My undergraduate work (two bachelor degrees, English and secondary education) was completed at the University of Hawaii at Manoa, of which one year was at Case Western Reserve University in Ohio. My graduate work in composition and rhetoric was completed at UH-Manoa. In the mid-70s, I began teaching 5th grade in an elementary private school, and then ended up teaching all grade levels from kindergarten through eighth grade! My professional journey took me to an independent high school where I taught for eight years in the English department, followed by two years at another independent middle school/high school where I taught literature and writing. I served as an adjunct instructor in the UH College of Education for seven years teaching secondary language arts (reading and writing) instructional methods to teacher candidates. From the mid-80s I was very active in the Hawaii Writing Project, serving as a co-director of invitational summer institutes for teachers and as a consultant to many schools in the public and private sectors. I'm honored to have been part of the group of educators who developed Hawaii's first writing assessment system, which is currently in place statewide. I have also assumed leadership roles in other professional organizations focused on literacy instruction. I became head of Epiphany School in 1997 and played a significant role in Epiphany's merge with Mid-Pacific Institute, where I now begin my 7th year as principal.
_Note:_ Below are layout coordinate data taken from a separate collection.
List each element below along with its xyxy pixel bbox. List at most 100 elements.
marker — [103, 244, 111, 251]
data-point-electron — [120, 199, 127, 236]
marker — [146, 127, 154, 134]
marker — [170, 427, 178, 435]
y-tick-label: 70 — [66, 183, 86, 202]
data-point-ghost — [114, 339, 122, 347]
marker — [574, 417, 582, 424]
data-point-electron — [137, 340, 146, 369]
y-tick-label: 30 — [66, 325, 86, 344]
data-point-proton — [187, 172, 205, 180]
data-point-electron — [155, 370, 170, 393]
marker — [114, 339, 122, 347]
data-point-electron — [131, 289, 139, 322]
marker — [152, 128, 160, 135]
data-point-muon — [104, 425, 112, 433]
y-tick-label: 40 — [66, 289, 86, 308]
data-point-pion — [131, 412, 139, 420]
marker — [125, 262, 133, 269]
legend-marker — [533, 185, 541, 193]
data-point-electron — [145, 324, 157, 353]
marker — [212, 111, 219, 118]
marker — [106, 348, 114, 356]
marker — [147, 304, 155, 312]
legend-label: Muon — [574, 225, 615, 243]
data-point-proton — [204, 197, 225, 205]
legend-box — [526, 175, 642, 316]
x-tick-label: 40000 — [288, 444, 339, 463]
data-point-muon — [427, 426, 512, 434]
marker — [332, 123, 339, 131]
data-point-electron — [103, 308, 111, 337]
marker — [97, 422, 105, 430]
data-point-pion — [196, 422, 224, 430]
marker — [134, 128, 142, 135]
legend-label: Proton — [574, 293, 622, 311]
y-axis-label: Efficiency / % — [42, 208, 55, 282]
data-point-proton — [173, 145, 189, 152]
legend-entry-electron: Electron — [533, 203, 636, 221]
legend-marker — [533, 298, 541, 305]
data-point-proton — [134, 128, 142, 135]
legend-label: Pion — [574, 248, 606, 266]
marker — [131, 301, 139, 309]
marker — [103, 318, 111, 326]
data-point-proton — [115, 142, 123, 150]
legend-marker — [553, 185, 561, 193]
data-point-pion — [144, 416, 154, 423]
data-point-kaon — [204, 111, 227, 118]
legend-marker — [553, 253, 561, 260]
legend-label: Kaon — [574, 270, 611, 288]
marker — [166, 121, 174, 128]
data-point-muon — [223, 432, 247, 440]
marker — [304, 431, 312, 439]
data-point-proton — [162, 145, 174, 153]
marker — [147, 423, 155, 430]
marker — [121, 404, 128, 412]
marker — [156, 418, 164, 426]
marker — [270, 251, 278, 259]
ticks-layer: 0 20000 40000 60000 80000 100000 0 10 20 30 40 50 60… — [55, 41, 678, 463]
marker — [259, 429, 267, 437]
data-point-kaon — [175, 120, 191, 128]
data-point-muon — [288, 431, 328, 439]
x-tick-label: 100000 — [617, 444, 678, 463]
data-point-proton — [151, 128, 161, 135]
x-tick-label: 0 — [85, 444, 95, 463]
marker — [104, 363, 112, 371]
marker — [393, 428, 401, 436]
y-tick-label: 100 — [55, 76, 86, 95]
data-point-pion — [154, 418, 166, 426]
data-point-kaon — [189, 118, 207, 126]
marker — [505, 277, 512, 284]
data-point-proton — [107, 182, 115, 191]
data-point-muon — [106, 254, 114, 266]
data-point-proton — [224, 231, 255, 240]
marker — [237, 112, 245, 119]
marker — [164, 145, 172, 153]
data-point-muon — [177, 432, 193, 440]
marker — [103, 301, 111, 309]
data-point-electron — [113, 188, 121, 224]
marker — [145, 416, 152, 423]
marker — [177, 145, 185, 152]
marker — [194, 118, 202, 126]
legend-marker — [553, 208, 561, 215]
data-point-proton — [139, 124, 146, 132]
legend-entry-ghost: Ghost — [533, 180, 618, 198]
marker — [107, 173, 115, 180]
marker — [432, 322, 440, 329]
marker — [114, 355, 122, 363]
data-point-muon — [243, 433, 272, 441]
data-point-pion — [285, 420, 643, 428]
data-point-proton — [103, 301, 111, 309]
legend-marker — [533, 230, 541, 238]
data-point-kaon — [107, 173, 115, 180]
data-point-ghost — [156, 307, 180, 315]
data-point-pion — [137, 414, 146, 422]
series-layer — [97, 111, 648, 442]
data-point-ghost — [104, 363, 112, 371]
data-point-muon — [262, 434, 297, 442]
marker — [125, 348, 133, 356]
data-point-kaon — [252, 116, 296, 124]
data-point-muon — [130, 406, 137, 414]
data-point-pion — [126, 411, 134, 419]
I provide this sweep of background information to assure you that my work with the faculty is deeply anchored in many years of experience with other talented, bright, progressive colleagues -- including the faculty with whom I am privileged to work. The work we engage in is hardly a passing fad. Our work with your children is rooted in the educational theories the likes of Vygotsky, Piaget, Bruner, Piaget, and Dewey and successfully implemented in the classrooms of Calkins, Atwell, Fletcher, Reggio Emilia, and so many others well known in the professional community. The teaching methods improve over time as they should, supported by the research that validates our approaches.
In about a week, the teachers and I will resume meeting during lunch in study groups, or in "professional learning communities." We began these weekly meetings last year and have decided to institutionalize these small group sessions because it is where we do our best collegial work -- analyzing student work, discussing teaching strategies, critiquing professional reading, and giving each other feedback on our teaching. We'll continue to look carefully at inquiry approaches (our own and our students'), investigate project-based learning, and develop the framework for students' digital portfolios and a fifth grade capstone project. In the preschool, the faculty is definitely engaged in cutting-edge early childhood teaching as progressive as I had observed in Italy. Are we busy? You bet! I'll keep you posted via these weekly letters (blogs) about our work, and you can do the same by reading the teachers' blogs.
Finally, we open our classrooms this week to several teacher candidates from the University of Hawaii at Manoa, UH-West O`ahu, and Chaminade University. These student teachers are either working in their undergraduate or graduate programs. You'll be hearing more about our newest colleagues.
Footnote: The children won the tug-of-war! (ok . . . with the help of a few strategically placed dads).